Osama bin Laden and his Taliban terrorists are frequently compared to Hitler and his Nazi thugs. It's an analogy that works. These are irrational and ruthless fanatics who stop at nothing to destroy what they hate.

Both the Nazis and the Taliban managed to creep into power before the international radar picked up the danger they posed to human life. Hitler finally killed himself in his bunker beneath Berlin as the Third Reich was pounded into a pile of rubble. Osama bin Laden furrows deep into his cave in the Afghan wilderness as his acolytes are picked off one by one.

Yasser Arafat and the Palestinian extremists who support him have escaped similar comparisons with the Nazis because, we're told, Arafat is a weak leader and his strength derives from his weakness. But anyone who follows the ruthless brutality of the Palestinian terrorists, who are certainly "enabled'' if not encouraged by Arafat, find the analogy to the Nazis credible.

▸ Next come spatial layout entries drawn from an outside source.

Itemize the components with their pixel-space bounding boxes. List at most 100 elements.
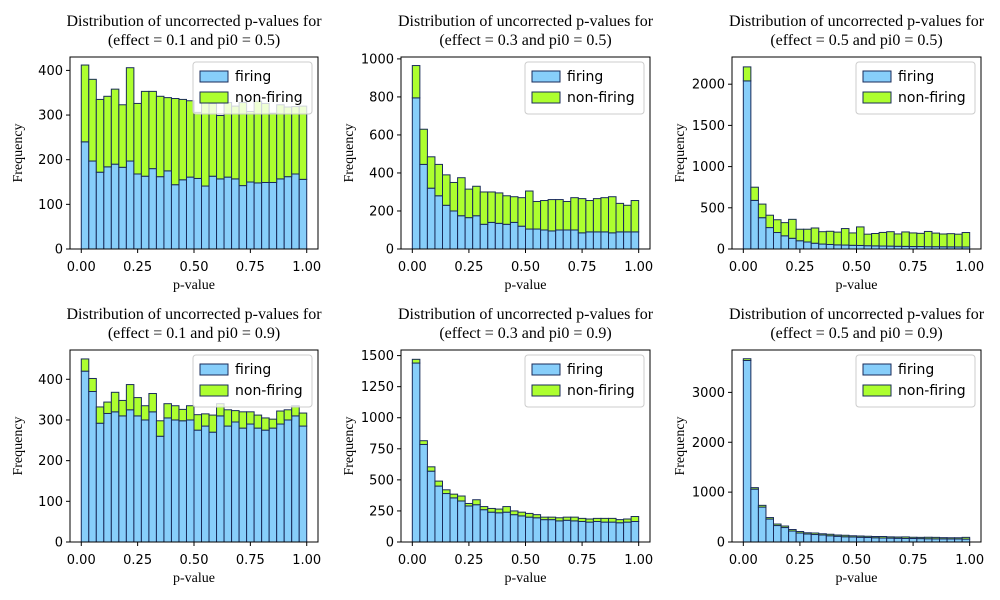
histogram-bar: [773, 232, 782, 250]
y-tick-label: 1500: [692, 119, 725, 134]
histogram-bar: [525, 190, 534, 230]
histogram-bar: [201, 425, 210, 543]
histogram-bar: [118, 399, 127, 417]
histogram-bar: [863, 537, 873, 543]
histogram-bar: [623, 204, 632, 233]
x-tick-label: 0.00: [67, 260, 96, 275]
histogram-bar: [570, 229, 579, 250]
histogram-bar: [103, 95, 112, 168]
histogram-bar: [449, 497, 459, 543]
series-non-firing: [411, 358, 640, 524]
histogram-bar: [863, 233, 873, 247]
histogram-bar: [426, 187, 436, 250]
histogram-bar: [525, 512, 534, 518]
y-tick-label: 400: [38, 373, 63, 388]
histogram-bar: [555, 517, 564, 522]
histogram-bar: [908, 538, 918, 543]
histogram-bar: [630, 200, 640, 233]
legend: firing non-firing: [524, 354, 645, 408]
histogram-bar: [80, 141, 90, 250]
histogram-bar: [178, 420, 187, 543]
histogram-bar: [185, 176, 195, 250]
y-axis-label: Frequency: [11, 416, 26, 475]
histogram-bar: [246, 411, 255, 425]
histogram-bar: [178, 179, 187, 250]
histogram-bar: [80, 358, 90, 372]
y-tick-label: 2000: [692, 78, 725, 93]
legend-entry-label: non-firing: [235, 90, 303, 106]
histogram-bar: [283, 419, 293, 543]
x-tick-label: 0.25: [123, 260, 152, 275]
histogram-bar: [517, 515, 526, 543]
y-axis-label: Frequency: [342, 123, 357, 182]
histogram-bar: [780, 222, 790, 237]
x-tick-label: 0.50: [842, 553, 871, 568]
histogram-bar: [509, 510, 519, 516]
histogram-bar: [547, 199, 557, 232]
histogram-bar: [133, 415, 142, 543]
x-tick-label: 0.00: [398, 553, 427, 568]
histogram-bar: [509, 221, 519, 250]
x-axis-label: p-value: [836, 278, 878, 293]
x-tick-label: 0.50: [511, 260, 540, 275]
histogram-bar: [562, 519, 572, 543]
histogram-bar: [810, 227, 820, 244]
y-tick-label: 400: [38, 64, 63, 79]
histogram-bar: [472, 185, 481, 217]
legend-entry-label: non-firing: [235, 383, 303, 399]
histogram-bar: [592, 231, 602, 250]
x-tick-label: 1.00: [292, 260, 321, 275]
histogram-bar: [457, 215, 466, 250]
y-tick-label: 300: [38, 413, 63, 428]
histogram-bar: [863, 535, 873, 539]
histogram-bar: [298, 178, 308, 250]
histogram-bar: [871, 536, 880, 539]
histogram-bar: [931, 232, 940, 248]
histogram-bar: [525, 516, 534, 543]
histogram-bar: [231, 421, 240, 543]
histogram-bar: [449, 210, 459, 250]
legend: firing non-firing: [524, 61, 645, 115]
histogram-bar: [148, 90, 157, 170]
histogram-bar: [253, 414, 263, 429]
x-tick-label: 0.50: [180, 260, 209, 275]
histogram-bar: [118, 104, 127, 168]
histogram-bar: [773, 523, 782, 527]
histogram-bar: [268, 112, 278, 183]
histogram-bar: [494, 512, 504, 543]
histogram-bar: [88, 390, 97, 543]
histogram-bar: [780, 527, 790, 543]
histogram-bar: [479, 506, 489, 511]
histogram-bar: [223, 176, 233, 250]
histogram-bar: [562, 200, 572, 231]
x-tick-label: 0.75: [236, 553, 265, 568]
histogram-bar: [464, 188, 474, 219]
histogram-bar: [608, 517, 617, 523]
chart-title-line: (effect = 0.5 and pi0 = 0.9): [770, 325, 942, 342]
chart-title-line: Distribution of uncorrected p-values for: [729, 306, 985, 323]
histogram-bar: [878, 231, 888, 247]
histogram-bar: [133, 102, 142, 175]
histogram-bar: [848, 232, 857, 246]
histogram-bar: [193, 111, 203, 179]
y-tick-label: 1500: [361, 349, 394, 364]
y-tick-label: 800: [369, 90, 394, 105]
histogram-bar: [163, 97, 172, 172]
histogram-bar: [253, 182, 263, 250]
histogram-bar: [110, 411, 120, 543]
histogram-bar: [238, 185, 248, 250]
histogram-bar: [298, 412, 308, 427]
legend-swatch: [531, 70, 561, 83]
chart-title-line: Distribution of uncorrected p-values for: [398, 306, 654, 323]
histogram-bar: [472, 504, 481, 543]
histogram-bar: [291, 415, 300, 543]
histogram-bar: [555, 199, 564, 231]
histogram-bar: [901, 536, 910, 539]
histogram-bar: [231, 410, 240, 423]
legend-swatch: [199, 384, 229, 397]
histogram-bar: [765, 517, 774, 520]
series-firing: [80, 370, 308, 543]
histogram-bar: [757, 203, 767, 219]
histogram-bar: [268, 418, 278, 429]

Arafat and his fanatics believe, as Hitler and the Nazis before them, that they are right and eager to kill infinite numbers of civilian innocents to make their point. While decent men and women everywhere are outraged because the targeted victims of the suicide bombers are civilians, the terrorists see them, as the Nazis did, as merely Jews.

After every terrorist attack the credulous leap to defend Arafat and the Palestinians as a necessary evil, that if Arafat were disposed of something worse would succeed him.

Tell that to the children who were killed celebrating the birthday of their 15-year old friend in a Jerusalem mall last week. These were not children at the wrong place at the wrong time, victims of bombs dropped from the sky in wartime, but targets of men trained by Hamas to wear bombs on their bellies, to explode them amidst men, women and children enjoying ordinary, innocent pleasures.

Terrorism against Israelis, incredibly, has in the past provoked blame for (begin ital) both (end ital) parties engaged in the "peace process.'' Even Israeli doves, in the wake of the Oslo accords, described innocent targets of terrorism as "victims of peace.'' But not this time.

When Ariel Sharon declared war on terrorism, few voices were raised against him. The Bush administration has made clear distinctions as well, describing the terrorist killing of children as "despicable'' and "cowardly.'' The president acted aggressively in freezing the financial assets of the U.S.-based charity called the Holy Land Foundation for Relief and Development, which has funneled millions of dollars to Hamas.

The Europeans are as usual less reliable in their reaction. After World War II, the Europeans generally supported the new state of Israel, attempting to work off anti-Semitic guilt that led to the Holocaust. They perceived the Jews as having been lambs led to slaughter through their own passivity.

As underdogs adrift in a hostile Middle East, the Israelis were at first seen as deserving of hard-earned compensation for suffering. But short memories, a growing appetite for oil, machinations in the Cold War and Israeli toughness have led many Europeans and their governments to turn against Israel.

Will the rest of the world finally come to realize that only one side in the "peace process,'' so called, takes its frustrations out on women and children? Will the civilized world finally see that the terrorists regard Jews as no more human than the Nazis did? These terrorists grew up, like German children raised in the Third Reich, learning from their textbooks that Jews are "vermin'' and "cockroaches.''

Hamas, fortunately, does not have the technology the Nazis had, nor the ability to drive Jews to an Auschwitz or a Bergen-Belsen. But the anti-Semitism that drives Palestinian hatred is no less real, no less virulent.

The admiration for Hitler by the Arab fanatics dates from the 1930s, and is well documented. One of Arafat's personal heroes, the Grand Mufti Haj Amin al-Husseini, visited Auschwitz and reproached the Germans for not being more determined in exterminating the Jews. In 1985, Arafat paid the mufti homage, saying he was "proud no end'' to be walking in his footsteps.

It shouldn't surprise anyone that such admiration endures, or that Yasser Arafat continues to "limit'' his control over the forces of terror in the Middle East.